An alliance that may evolve, not necessarily break
Based on what’s been published, the most likely scenario isn’t a breakup but a recalibration. The 2025 announcement’s design was modular: phased investment per gigawatt and an initial milestone in 2026 on Vera Rubin. This allows adjusting pace and scope without undermining the “strategic alliance” narrative.
What does change is the market’s tone.
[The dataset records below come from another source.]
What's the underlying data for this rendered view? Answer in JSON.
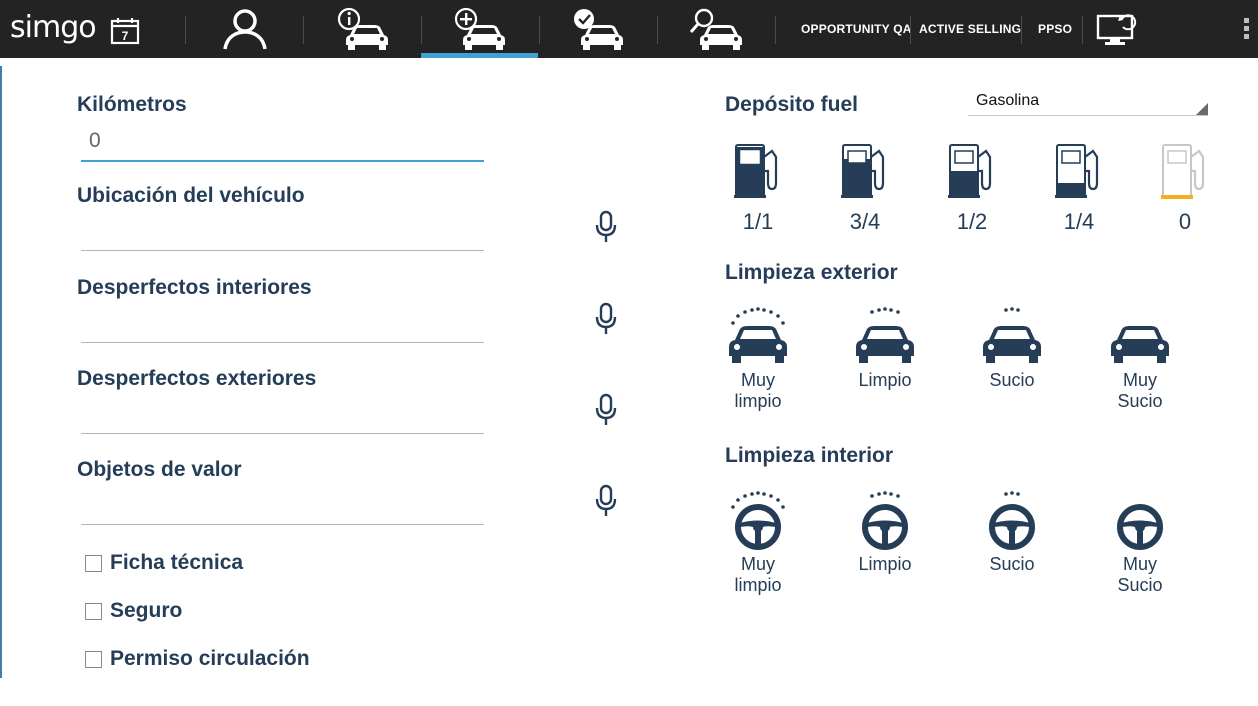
{
  "header": {
    "logo_text": "simgo",
    "calendar_day": "7",
    "nav_items": [
      {
        "name": "user-nav",
        "icon": "user-icon"
      },
      {
        "name": "vehicle-info-nav",
        "icon": "car-info-icon"
      },
      {
        "name": "vehicle-add-nav",
        "icon": "car-add-icon",
        "active": true
      },
      {
        "name": "vehicle-check-nav",
        "icon": "car-check-icon"
      },
      {
        "name": "vehicle-search-nav",
        "icon": "car-search-icon"
      }
    ],
    "text_links": [
      "OPPORTUNITY QA",
      "ACTIVE SELLING",
      "PPSO"
    ],
    "accent_color": "#41a1d2"
  },
  "form": {
    "km_label": "Kilómetros",
    "km_value": "0",
    "location_label": "Ubicación del vehículo",
    "location_value": "",
    "interior_damage_label": "Desperfectos interiores",
    "interior_damage_value": "",
    "exterior_damage_label": "Desperfectos exteriores",
    "exterior_damage_value": "",
    "valuables_label": "Objetos de valor",
    "valuables_value": "",
    "checkboxes": [
      {
        "label": "Ficha técnica",
        "checked": false
      },
      {
        "label": "Seguro",
        "checked": false
      },
      {
        "label": "Permiso circulación",
        "checked": false
      }
    ]
  },
  "fuel": {
    "title": "Depósito fuel",
    "type_selected": "Gasolina",
    "levels": [
      {
        "label": "1/1",
        "fill": 1.0
      },
      {
        "label": "3/4",
        "fill": 0.75
      },
      {
        "label": "1/2",
        "fill": 0.5
      },
      {
        "label": "1/4",
        "fill": 0.25
      },
      {
        "label": "0",
        "fill": 0
      }
    ]
  },
  "exterior_cleaning": {
    "title": "Limpieza exterior",
    "options": [
      "Muy limpio",
      "Limpio",
      "Sucio",
      "Muy Sucio"
    ]
  },
  "interior_cleaning": {
    "title": "Limpieza interior",
    "options": [
      "Muy limpio",
      "Limpio",
      "Sucio",
      "Muy Sucio"
    ]
  }
}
In 2023 and 2024, the debate was “how many GPUs are still available.” By 2026, it’s about “who can afford and profit from an AI factory measured in gigawatts.” When that question enters the room, negotiation shifts from promises to contracts, milestones, guarantees, and above all, business credibility.
Frequently Asked Questions
What does it mean that the NVIDIA–OpenAI deal is “non-binding,” and why is that important?
It indicates that it may reflect intent and a collaboration framework but doesn’t obligate investment or deployment on the announced terms until a final contract is in place.
Why is an AI deal measured in gigawatts rather than number of GPUs?
Because the limit isn’t just the chip anymore; it’s the data center’s capacity (energy, cooling, network, and space) needed for large-scale training and inference.
What role does the NVIDIA Vera Rubin platform play in this story?
According to official statements, it’s the platform planned to deploy the first gigawatt of systems in the second half of 2026, serving as the first major industrial milestone of the agreement.
What does advertising in ChatGPT say about AI’s economy?
It suggests monetization is becoming central: maintaining massive AI services involves enormous computational costs, and exploring additional revenue streams helps sustain free or low-cost access.